What baffles Trumpian observers who rail against political correctness is the utterly foreign vocabulary that young people on the political left—especially those in hyper-articulate circles like ours—deploy in political conversations. “But have you considered the performativity of gender and the oppression of non-cis-white-male bodies in post-modern neo-colonialism?” This vocabulary takes getting used to. Just ask the first year student closest to you who didn’t go to a progressive private school in New York or the Bay Area. This vocabulary is a form of progress, however, despite the broad generalizations thrown at it such as the ones I have just rhetorically made. The English language is magnificent because of its malleability and precision. Many of us couldn’t imagine living in a country like France where language is so centralized that there is a specific government body that admits new words into the dictionary.
Yet my concern here is not the vocabulary of supposed political correctness, but rather the implications of it and how it feeds into the political polarization that is coming to define the early part of the 21st century in America. For every bright college student throwing out various isms on social media, there is a conservative Trump-supporting uncle or even millennial cousin who thinks that political correctness is the latest incarnation of fascism, rather than rounding up undocumented immigrants and Muslims into camps and registries. This can now be seen most clearly in the populist rise of Donald Trump and Bernie Sanders, whose supporters both want an authentic candidate who tells it like it is and brings about significant change, just on drastically different terms.
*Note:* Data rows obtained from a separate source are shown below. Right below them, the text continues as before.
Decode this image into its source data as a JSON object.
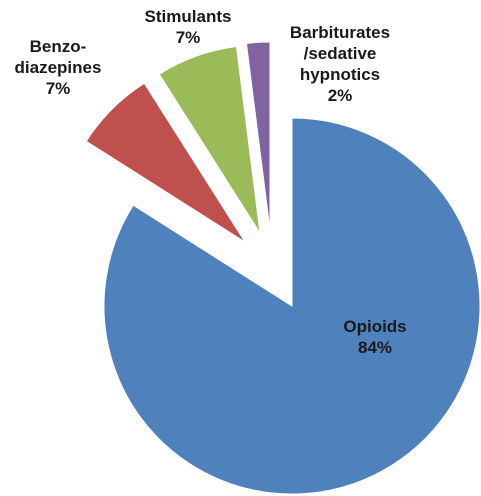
{
  "chart_data": {
    "type": "pie",
    "exploded": true,
    "start_angle_deg": 0,
    "direction": "clockwise",
    "slices": [
      {
        "label_lines": [
          "Opioids",
          "84%"
        ],
        "value": 84,
        "color": "#4f81bd"
      },
      {
        "label_lines": [
          "Benzo-",
          "diazepines",
          "7%"
        ],
        "value": 7,
        "color": "#c0504d"
      },
      {
        "label_lines": [
          "Stimulants",
          "7%"
        ],
        "value": 7,
        "color": "#9bbb59"
      },
      {
        "label_lines": [
          "Barbiturates",
          "/sedative",
          "hypnotics",
          "2%"
        ],
        "value": 2,
        "color": "#8064a2"
      }
    ]
  }
}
I have myriad problems with the Trump-Sanders comparison, but along the horseshoe theory of political science—where the radical sides of the left and right bend towards each other rather than continuing away from each other—these two camps are the political poles that we’ll be dealing with in American politics long after Trump and Sanders wither away.
These are large scale, big picture, macro-level problems that political candidates in their late sixties or early seventies do not have answers to, let alone college students. However, we are in a unique place to start doing something to assuage this intense polarization at the University. Although it would be grandiose to say that we are in a modern-day Athens in Middletown, Connecticut, we are in a small polis surrounded by some of the brightest and most accomplished people of our generation across disciplines. Every student admitted to Wesleyan was a prodigy or phenom of some sort in high school, from athletics to the arts, from the sciences to the humanities. Although it may sometimes feel overwhelming to that person who was published in high school or who worked for a really prestigious institution one summer, remember that you too did something, or more often several remarkable things to end up here in the first place, and that you will one day be shaping the politics and culture of the world in the 21st century in one way or another. So let’s talk to each other, in person, and start figuring out what we have in common first before we disagree over our differences later. Conversation by conversation, the Millennial Generation will go from having a negative connotation of lazy over-sharers on social media to the people who took on climate change, financial crises, genocide, and political polarization and ended up better for it. Let’s talk with each other, not past each other.